Romalılar döneminde Dağlık Kilikya olarak adlandırılan bölgeye geldiğimizi anlıyorum. Bu bölgenin doğal sınırını Sartavul Geçidi ile Gülek boğazı oluşturuyormuş. Silifke’nin 30 km kuzeyindeki antik Olba şehir devletinin Mut’a ve iç bölgelere bağlayan antik yol, günümüzde kullanılan yolla aynısı imiş. Küçüklü büyüklü oyukların görüldüğü kayalıkların arasında Alaoba Kilisesi kalıntıları dikkatimi çekiyor. Duvarları yıkılmış, kayalara oyulmuş nişler ayakta kalmış.

Her dönemeçte farklı bir doğa manzarasıyla karşılaşan ben, durup fotoğraf çekmek isteyince, ’Ama daha 115 km’lik yolumuz var’ diyor, Silifke Evkaf Çiftliği köyünde doğma dostum Ömer. Sartavul köyünde yolun kenarına sıralanan et lokantaları arasından geçerken mangaldaki et kokusu cezbediyor bizi ama akşam mavi yengeç ve balık ziyafetini düşünüp dönüşümüze saklıyoruz iştahımızı. Yola devam diyoruz.

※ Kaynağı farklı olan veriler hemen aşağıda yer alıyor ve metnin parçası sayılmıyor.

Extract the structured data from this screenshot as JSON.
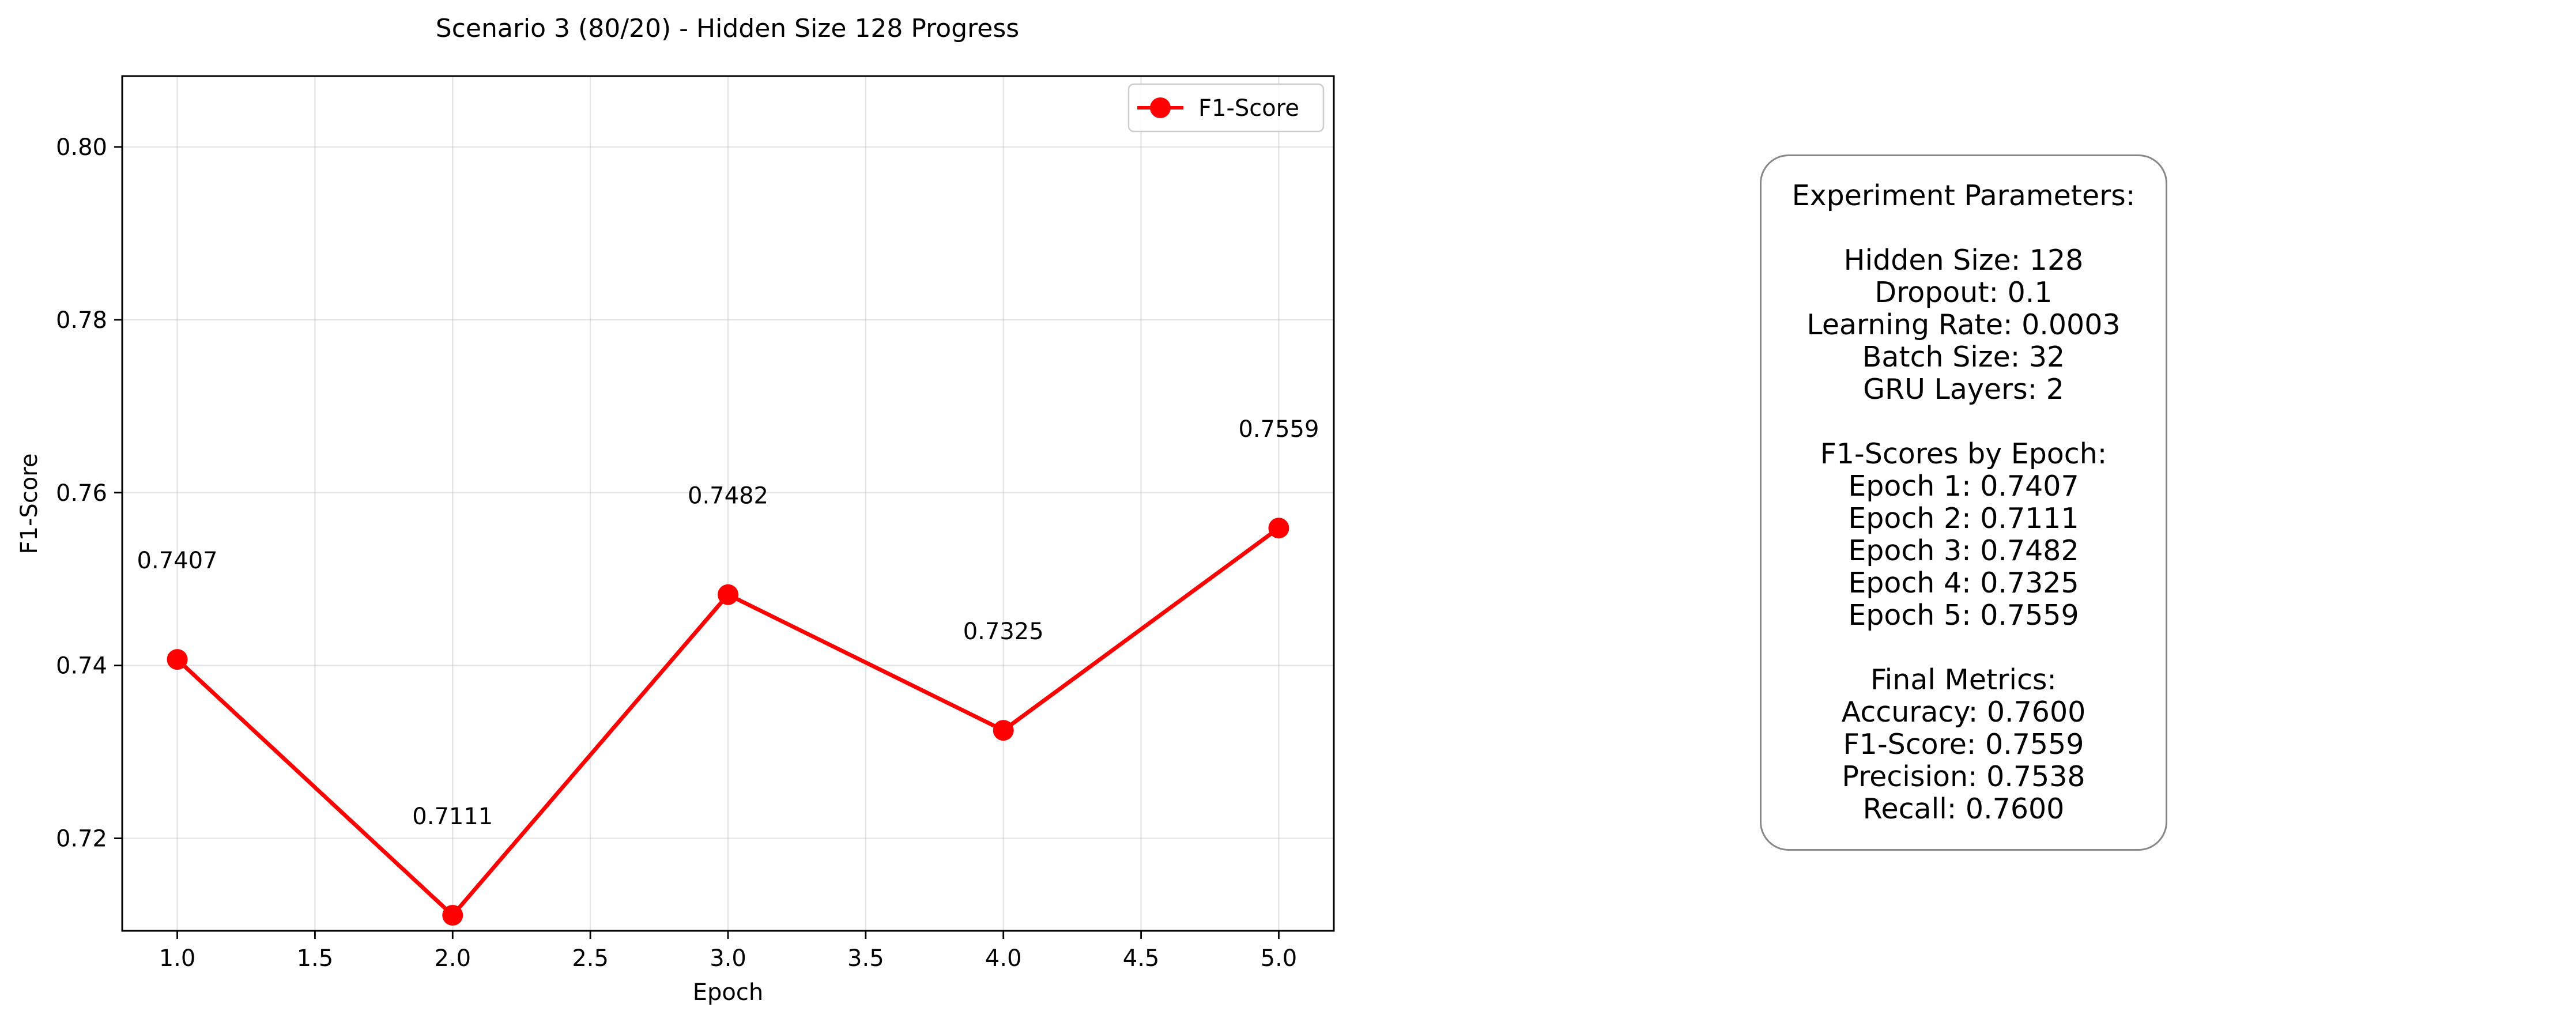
{
  "chart_data": {
    "type": "line",
    "title": "Scenario 3 (80/20) - Hidden Size 128 Progress",
    "xlabel": "Epoch",
    "ylabel": "F1-Score",
    "x": [
      1.0,
      2.0,
      3.0,
      4.0,
      5.0
    ],
    "series": [
      {
        "name": "F1-Score",
        "color": "#ff0000",
        "marker": "circle",
        "values": [
          0.7407,
          0.7111,
          0.7482,
          0.7325,
          0.7559
        ]
      }
    ],
    "data_labels": [
      "0.7407",
      "0.7111",
      "0.7482",
      "0.7325",
      "0.7559"
    ],
    "xlim": [
      0.8,
      5.2
    ],
    "ylim": [
      0.7093,
      0.8082
    ],
    "xticks": [
      1.0,
      1.5,
      2.0,
      2.5,
      3.0,
      3.5,
      4.0,
      4.5,
      5.0
    ],
    "xtick_labels": [
      "1.0",
      "1.5",
      "2.0",
      "2.5",
      "3.0",
      "3.5",
      "4.0",
      "4.5",
      "5.0"
    ],
    "yticks": [
      0.72,
      0.74,
      0.76,
      0.78,
      0.8
    ],
    "ytick_labels": [
      "0.72",
      "0.74",
      "0.76",
      "0.78",
      "0.80"
    ],
    "grid": true,
    "legend_position": "top-right"
  },
  "params_box": {
    "lines": [
      "Experiment Parameters:",
      "",
      "Hidden Size: 128",
      "Dropout: 0.1",
      "Learning Rate: 0.0003",
      "Batch Size: 32",
      "GRU Layers: 2",
      "",
      "F1-Scores by Epoch:",
      "Epoch 1: 0.7407",
      "Epoch 2: 0.7111",
      "Epoch 3: 0.7482",
      "Epoch 4: 0.7325",
      "Epoch 5: 0.7559",
      "",
      "Final Metrics:",
      "Accuracy: 0.7600",
      "F1-Score: 0.7559",
      "Precision: 0.7538",
      "Recall: 0.7600"
    ]
  }
}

Antalya’da Toroslardan doğan, Konya, Karaman illerini geçen 260 km’lik yolculuktan sonra Silifke’ de denize dökülen Göksu nehrini, Mut’ta sonra Köselerli köyünü geçince görüyoruz. Nehir kenarına inip yakından fotoğraflamak için sabırsızlanıyorum ama her dönemeçte doğa manzarası değişiyor.

Nihayet yola paralel akan Göksu nehrinin kıyısına ulaşıyoruz. Gelincikler, papatyalar ile doğanın renklerini, gürül gürül akan Göksu ile fotoğraflıyorum. Göksu nehrinin getirdiği bereket kendisini portakal, limon, mandalina, zeytin ve incir ağaçları ile sebze bahçelerinde gösteriyor.

Ömer’in heyecanlandığını fark ediyorum. ’Köye geldik, ama köye giden yolun girişi yeni oto yol yapımı nedeniyle değişmiş’ diyor. Google maps müracaat ediyor, ancak bir süre ilerleyince Evkaf Çiftliği levhası karşımıza çıkıyor. Harap durumdaki ev hüzünlendiriyor bizi, ama sapasağlam kalan bölümleri restorasyonla ayağa kalkabileceğini anlayınca, Ömer seviniyor.

Köy meydanında kahvede Ömer sohbete dalıyor akrabalarıyla. Asırlık çam ağacının gölgesine yapılmış Atatürk büstünün bulunduğu parkı ve köyü fotoğraflıyorum. Köyün deresi gürül gürül akıyor. Kahvede köyün suyundan yapılan çayı içtikten sonra Silifke’ye doğru yeniden yola çıkıyoruz.

Kargıcak Köyünde akan şelalenin önünde durup, kısa bir mola veriyoruz. Şelaleyi ve Göksu vadisini tepeden gören bir çardaktan manzara resmi çekiyorum. Şelalenin aktığı yamaçtaki sarp kayalar düşecekmiş gibi bir duygu veriyor insana.

Köprüden karşı tarafa geçince, bir süre sonra, yeni yol yapılınca yolun solunda kalmış olan Friedrich Barbarossa Anıtını ziyaret ediyorum. 'Selçuklu Sultanı Kılıçarslan ile yapılan anlaşma ile ülke içerisinde serbest geçiş hakkını alan Roma-Cermen İmperatoru Friedrich I.Barbarossa 10 Haziran 1190 yılında ordusuyla Filistin'e giderken, bu civarda Göksu Irmağında boğulmuştur' yazılı bir Anıt dikilmiş. Bakımlı bahçe içerisindeki anıttaki yazıların boyası yer yer dökülmüş, zor okunur hale gelmiş.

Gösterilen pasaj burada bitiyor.